Elles s'organisent suivant quatre corps: la faculté des arts libéraux, qui
dispense d'abord un enseignement général, puis une spécialisation dans un des
trois grands domaines que sont le droit, la médecine et la théologie.
Mais, à la fin du XVIIIème siècle,
l'Europe connait une grave crise de ses universités. Ainsi, en Allemagne, de
1792 à 1818, 22 universités vont fermer. En France, il ne reste que 30
étudiants en droit à Angers ou 18 étudiants en médecine à Caen. Les raisons
sont multiples mais s'organisent principalement suivant deux axes: d'une part,
l'enseignement scholastique diffusé par des universités dominées par l'église
s'est sclérosé au fil des années et s'est fermé aux savoirs nouveaux,
principalement dans la tradition romaine. D'autre part le frémissement de la
révolution industrielle demande une éducation apportant aussi des savoirs
«productifs» à coté de savoirs «fondamentaux». C'est ainsi que vont apparaitre
des «écoles spéciales» ou des «écoles supérieures professionnelles» de l'un et l'autre
côté du Rhin.
L'ancien régime amorcera ce
mouvement en France: Louis XV créera l’École des ingénieurs-constructeurs des
vaisseaux royaux (1741, future ENSTA), l'école royale des Ponts et Chaussées
(1747) et Louis XVI l'école nationale supérieure des poudres
(1775), ou l'école des mines (1783). Mais les réponses vont par la suite
différer en Allemagne et France, pour des raisons essentiellement politiques.
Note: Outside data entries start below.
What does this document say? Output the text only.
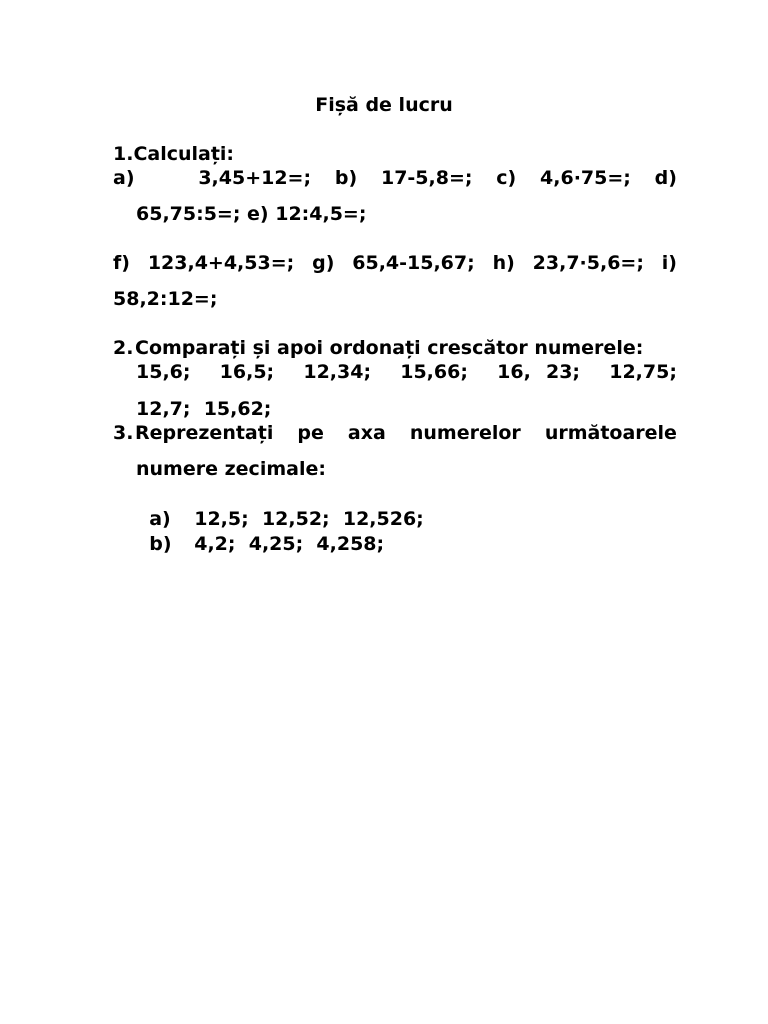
Fișă de lucru
1.Calculați:
a)	3,45+12=; b) 17-5,8=; c) 4,6·75=; d)
65,75:5=; e) 12:4,5=;
f) 123,4+4,53=; g) 65,4-15,67; h) 23,7·5,6=; i)
58,2:12=;
2.Comparați și apoi ordonați crescător numerele:
15,6; 16,5; 12,34; 15,66; 16, 23; 12,75;
12,7;  15,62;
3.Reprezentați pe axa numerelor următoarele
numere zecimale:

a) 12,5;  12,52;  12,526;

b) 4,2;  4,25;  4,258;
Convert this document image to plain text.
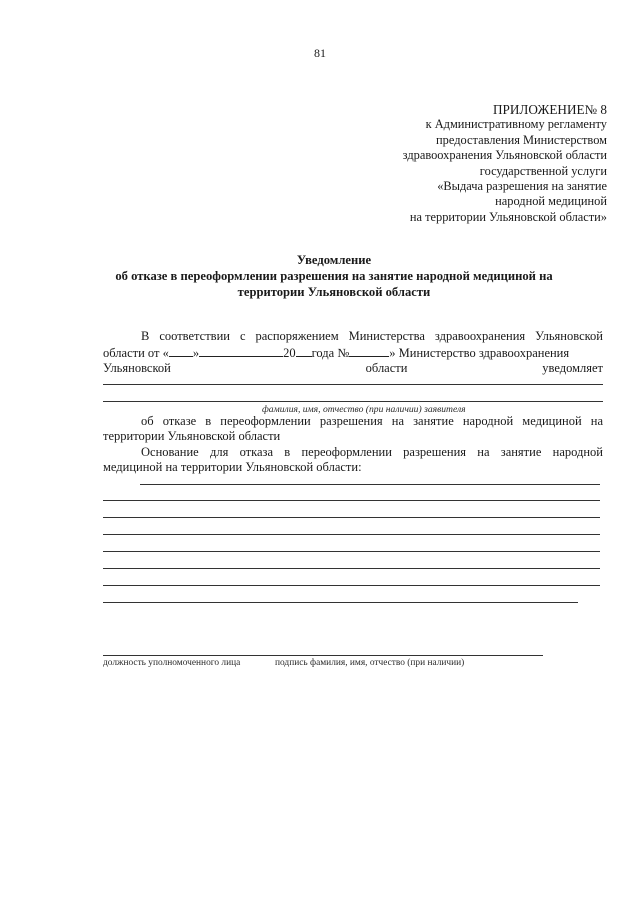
81
ПРИЛОЖЕНИЕ№ 8
к Административному регламенту
предоставления Министерством
здравоохранения Ульяновской области
государственной услуги
«Выдача разрешения на занятие
народной медициной
на территории Ульяновской области»
Уведомление
об отказе в переоформлении разрешения на занятие народной медициной на
территории Ульяновской области
В соответствии с распоряжением Министерства здравоохранения Ульяновской
области от « »	20 года №	» Министерство здравоохранения
Ульяновской	области	уведомляет
фамилия, имя, отчество (при наличии) заявителя
об отказе в переоформлении разрешения на занятие народной медициной на
территории Ульяновской области
Основание для отказа в переоформлении разрешения на занятие народной
медициной на территории Ульяновской области:
должность уполномоченного лица	подпись фамилия, имя, отчество (при наличии)
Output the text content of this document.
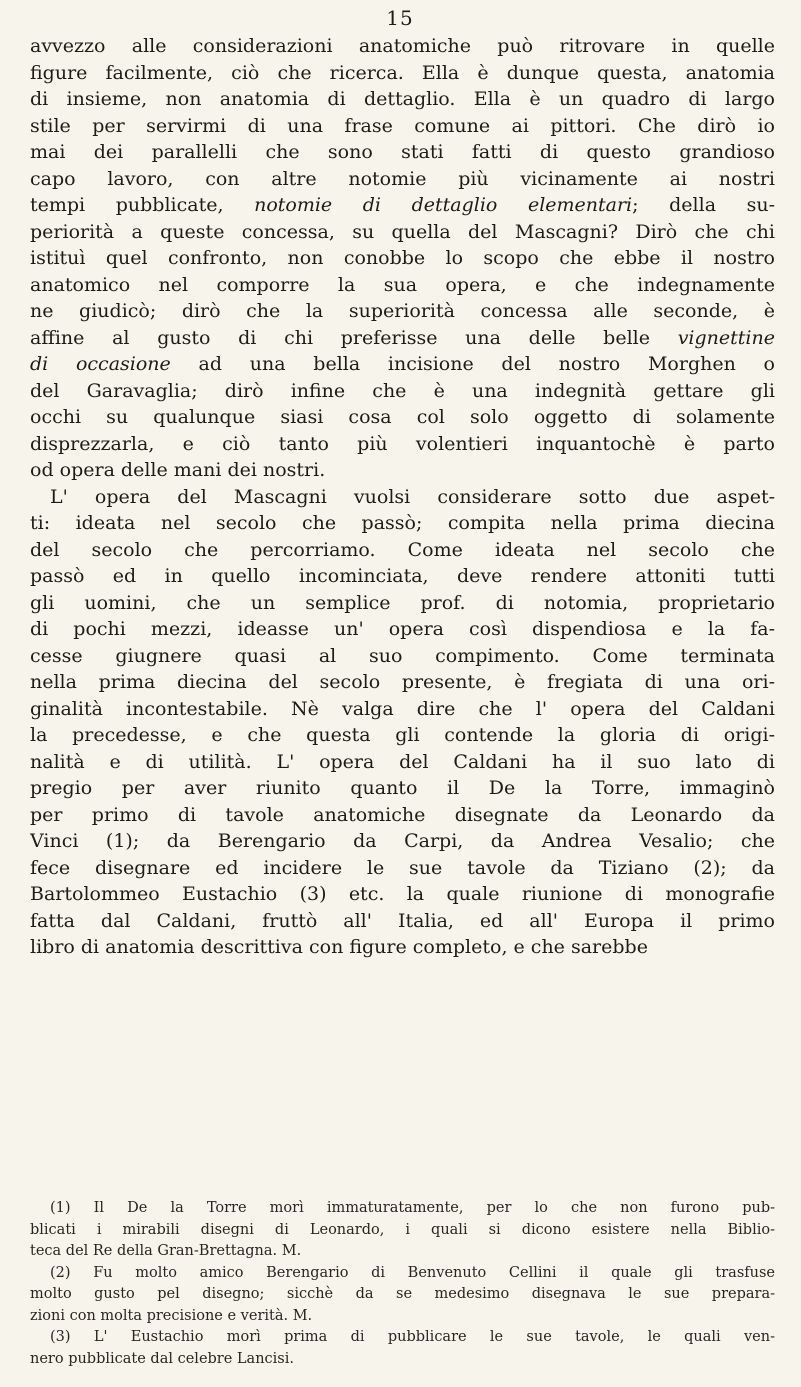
15
avvezzo alle considerazioni anatomiche può ritrovare in quelle
figure facilmente, ciò che ricerca. Ella è dunque questa, anatomia
di insieme, non anatomia di dettaglio. Ella è un quadro di largo
stile per servirmi di una frase comune ai pittori. Che dirò io
mai dei parallelli che sono stati fatti di questo grandioso
capo lavoro, con altre notomie più vicinamente ai nostri
tempi pubblicate, notomie di dettaglio elementari; della su-
periorità a queste concessa, su quella del Mascagni? Dirò che chi
istituì quel confronto, non conobbe lo scopo che ebbe il nostro
anatomico nel comporre la sua opera, e che indegnamente
ne giudicò; dirò che la superiorità concessa alle seconde, è
affine al gusto di chi preferisse una delle belle vignettine
di occasione ad una bella incisione del nostro Morghen o
del Garavaglia; dirò infine che è una indegnità gettare gli
occhi su qualunque siasi cosa col solo oggetto di solamente
disprezzarla, e ciò tanto più volentieri inquantochè è parto
od opera delle mani dei nostri.
L' opera del Mascagni vuolsi considerare sotto due aspet-
ti: ideata nel secolo che passò; compita nella prima diecina
del secolo che percorriamo. Come ideata nel secolo che
passò ed in quello incominciata, deve rendere attoniti tutti
gli uomini, che un semplice prof. di notomia, proprietario
di pochi mezzi, ideasse un' opera così dispendiosa e la fa-
cesse giugnere quasi al suo compimento. Come terminata
nella prima diecina del secolo presente, è fregiata di una ori-
ginalità incontestabile. Nè valga dire che l' opera del Caldani
la precedesse, e che questa gli contende la gloria di origi-
nalità e di utilità. L' opera del Caldani ha il suo lato di
pregio per aver riunito quanto il De la Torre, immaginò
per primo di tavole anatomiche disegnate da Leonardo da
Vinci (1); da Berengario da Carpi, da Andrea Vesalio; che
fece disegnare ed incidere le sue tavole da Tiziano (2); da
Bartolommeo Eustachio (3) etc. la quale riunione di monografie
fatta dal Caldani, fruttò all' Italia, ed all' Europa il primo
libro di anatomia descrittiva con figure completo, e che sarebbe
(1) Il De la Torre morì immaturatamente, per lo che non furono pub-
blicati i mirabili disegni di Leonardo, i quali si dicono esistere nella Biblio-
teca del Re della Gran-Brettagna. M.
(2) Fu molto amico Berengario di Benvenuto Cellini il quale gli trasfuse
molto gusto pel disegno; sicchè da se medesimo disegnava le sue prepara-
zioni con molta precisione e verità. M.
(3) L' Eustachio morì prima di pubblicare le sue tavole, le quali ven-
nero pubblicate dal celebre Lancisi.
Wilhelm Von Humboldt est un
linguiste et fonctionnaire du gouvernement prussien dont il est ministre de
l'éducation de 1809 à 1810. Il voyage et connait les travaux de Rousseau,
Pestalozzi, Fichte, Wolf et Schleiermacher. Il réforme profondément le système
éducatif prussien et organise un nouveau modèle d'université qui sera matérialisé
par l'ouverture en 1810 de l'université de Berlin. Celle-ci rompt totalement
avec le système universitaire du moyen-âge mais refuse également le côté
strictement utilitariste des écoles spécialisées. «Le coup de génie de
Humboldt aura été de comprendre que l'éclatement entre recherche utile et
recherche pure eût correspondu à un désastre non seulement pour l'institution
universitaire, qui, amputée sur ses deux flancs, fût devenue un corps vide,
mais pour la recherche et la science elle-même, à travers la double menace
d'une théorie coupée de toute perspective pratique et d'une pratique coupée de
toute réflexion théorique.» (Alain Renaut, Que
faire des universités?). La réforme Humboldtienne
tend à la fois vers un savoir globalisant, regroupant en un même lieu la
totalité des savoirs, mais aussi vers une recherche libre individuelle, et
ainsi une formation au savoir, une formation du savoir et une formation par le
savoir combinés en un même lieu et en un même temps. «Il faut réinterpréter
le terme d’université comme désignant une institution capable d’assurer une
organisation unitaire et totalisante des divers champs du savoir dont il
appartient à la philosophie de fournir et maintenir l’idée, c’est-à-dire
l’exigence.» (Humboldt) L'université d'Humboldt est formatrice alors que
l'école spécialisée est éducatrice.
Le pensée Humboldtienne
est méconnue en France (même si la IIIème république s'en est aussi inspiré
lors de sa reformation de l'université française), alors qu'elle a contribué à
créer un véritable âge d'or de l'université allemande au XIXème siècle, et
qu'elle a par la suite servi de modèle à nombre
de pays qui viendront à moderniser ou créer un système universitaire, et
en particulier les Etats-Unis, dont les universités sont organisées suivant le
modèle Humboldtien.
Le premier corps de l'état
(les Ponts et Chaussées) ne fut pas créé par les instances révolutionnaires,
mais lors de la régence (1715). Le système de recrutement par concours et le
système des corps de l'état trouvent leurs racines dans les examens impériaux
chinois et le système méritocratique de la haute fonction publique chinoise (le
mandarinat suivant le nom donné par les occidentaux). Ce système fut décrit par
les mathématiciens jésuites envoyés en Chine en 1685 par Louis XIV et
popularisé auprès des philosophes des lumières par le travail de l'historien
jésuite Jean-Baptiste du Halde qui publia les Lettres
édifiantes et curieuses, écrites des Missions étrangères, par quelques
missionnaires de la Compagnie de Jésus puis la Description
géographique, historique, chronologique, politique et physique de l'empire de
la Chine et de la Tartarie chinoise en 1735. On retrouve par exemple
comme héritage direct le principe du «3 ans par poste et par région», qui
remonte aux règles de l'administration territoriale chinoise, et qui était
destiné à réduire au maximum le risque de corruption de fonctionnaire.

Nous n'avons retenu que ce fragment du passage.